LGBTQ civil rights group The Human Rights Campaign (HRC) announced on Wednesday that it has filed a federal civil rights lawsuit challenging Florida’s “Fairness in Women’s Sports Act,” which Gov. Ron DeSantis signed into law on June 1 banning transgender women and girls from taking part in women’s sports. HRC argues that the law violates both the Constitution and existing federal anti-discrimination law.
HRC also announced plans to file similar challenges to anti-trans laws in Arkansas, Mississippi and Tennessee in the near future, marking the first time it has taken legal action in those states.
“We have seen an unprecedented attack on transgender young people, which requires an unprecedented response,” HRC’s President Alphonso David tells TIME of the group’s decision to bring litigation. “We’re [all] entitled to equal protection under the law. And what this law does is discriminate against transgender girls. It treats them as second class citizens.”
Working with the law firm Arnold & Porter, HRC brought the suit on the behalf of Daisy, a 13-year-old trans girl in Florida, as well as her parents. (HRC granted Daisy a pseudonym to protect her identity, and is only identifying her parents by their first names.) “Playing sports makes me feel like I fit in, the thought of not being able to play next year scares me,” Daisy said in a statement. “I’m going to be lonely and sad if I can’t play.”
Daisy started to express her gender identity at age 4, according to the suit, and started receiving gender-affirming medical care in middle school.
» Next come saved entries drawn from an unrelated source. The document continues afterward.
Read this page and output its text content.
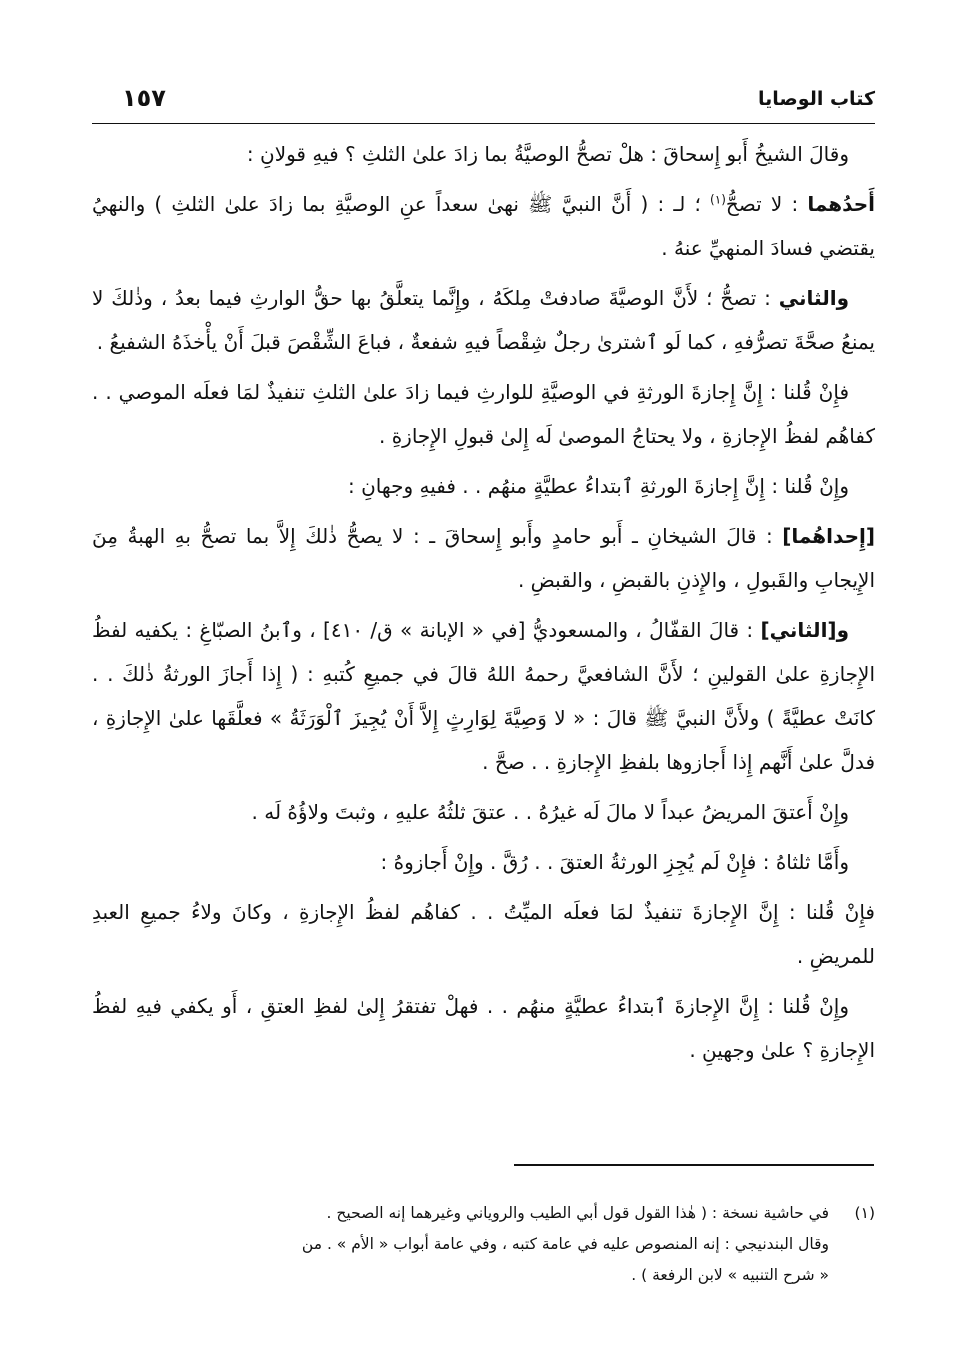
كتاب الوصايا
١٥٧

وقالَ الشيخُ أَبو إِسحاقَ : هلْ تصحُّ الوصيَّةُ بما زادَ علىٰ الثلثِ ؟ فيهِ قولانِ :

أَحدُهما : لا تصحُّ$^{(١)}$ ؛ لـ : ( أَنَّ النبيَّ ﷺ نهىٰ سعداً عنِ الوصيَّةِ بما زادَ علىٰ الثلثِ ) والنهيُ يقتضي فسادَ المنهيِّ عنهُ .

والثاني : تصحُّ ؛ لأَنَّ الوصيَّةَ صادفتْ مِلكَهُ ، وإِنَّما يتعلَّقُ بها حقُّ الوارثِ فيما بعدُ ، وذٰلكَ لا يمنعُ صحَّةَ تصرُّفهِ ، كما لَو ٱشترىٰ رجلٌ شِقْصاً فيهِ شفعةٌ ، فباعَ الشِّقْصَ قبلَ أَنْ يأْخذَهُ الشفيعُ .

فإِنْ قُلنا : إِنَّ إِجازةَ الورثةِ في الوصيَّةِ للوارثِ فيما زادَ علىٰ الثلثِ تنفيذٌ لمَا فعلَه الموصي . . كفاهُم لفظُ الإِجازةِ ، ولا يحتاجُ الموصىٰ لَه إِلىٰ قبولِ الإِجازةِ .

وإِنْ قُلنا : إِنَّ إِجازةَ الورثةِ ٱبتداءُ عطيَّةٍ منهُم . . ففيهِ وجهانِ :

[إِحداهُما] : قالَ الشيخانِ ـ أَبو حامدٍ وأَبو إِسحاقَ ـ : لا يصحُّ ذٰلكَ إِلاَّ بما تصحُّ بهِ الهبةُ مِنَ الإِيجابِ والقَبولِ ، والإِذنِ بالقبضِ ، والقبضِ .

و[الثاني] : قالَ القفّالُ ، والمسعوديُّ [في « الإبانة » ق/ ٤١٠] ، وٱبنُ الصبّاغِ : يكفيه لفظُ الإِجازةِ علىٰ القولينِ ؛ لأَنَّ الشافعيَّ رحمهُ اللهُ قالَ في جميعِ كُتبهِ : ( إِذا أَجازَ الورثةُ ذٰلكَ . . كانَتْ عطيَّةً ) ولأَنَّ النبيَّ ﷺ قالَ : « لا وَصِيَّةَ لِوَارِثٍ إِلاَّ أَنْ يُجِيزَ ٱلْوَرَثَةُ » فعلَّقَها علىٰ الإِجازةِ ، فدلَّ علىٰ أَنَّهم إِذا أَجازوها بلفظِ الإِجازةِ . . صحَّ .

وإِنْ أَعتقَ المريضُ عبداً لا مالَ لَه غيرُهُ . . عتقَ ثلثُهُ عليهِ ، وثبتَ ولاؤُهُ لَه .

وأَمَّا ثلثاهُ : فإِنْ لَم يُجِزِ الورثةُ العتقَ . . رُقَّ . وإِنْ أَجازوهُ :

فإِنْ قُلنا : إِنَّ الإِجازةَ تنفيذٌ لمَا فعلَه الميِّتُ . . كفاهُم لفظُ الإِجازةِ ، وكانَ ولاءُ جميعِ العبدِ للمريضِ .

وإِنْ قُلنا : إِنَّ الإِجازةَ ٱبتداءُ عطيَّةٍ منهُم . . فهلْ تفتقرُ إِلىٰ لفظِ العتقِ ، أَو يكفي فيهِ لفظُ الإِجازةِ ؟ علىٰ وجهينِ .

(١)
في حاشية نسخة : ( هٰذا القول قول أبي الطيب والروياني وغيرهما إنه الصحيح .
وقال البندنيجي : إنه المنصوص عليه في عامة كتبه ، وفي عامة أبواب « الأم » . من
« شرح التنبيه » لابن الرفعة ) .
Now a rising 8th grader, Daisy plays basketball, softball, and is a goalie on three soccer teams, per the suit. She’s only ever played on girls’ teams, the litigation continues, and has never encountered opposition from her teammates, rival players, coaches or parents of fellow athletes. But Florida’s new law will force Daisy to either play on a boy’s sports team or drop out entirely. Not everyone in her life knows she’s trans, the suit adds, alleging that by forcing Daisy off her teams, the law also outs her as transgender.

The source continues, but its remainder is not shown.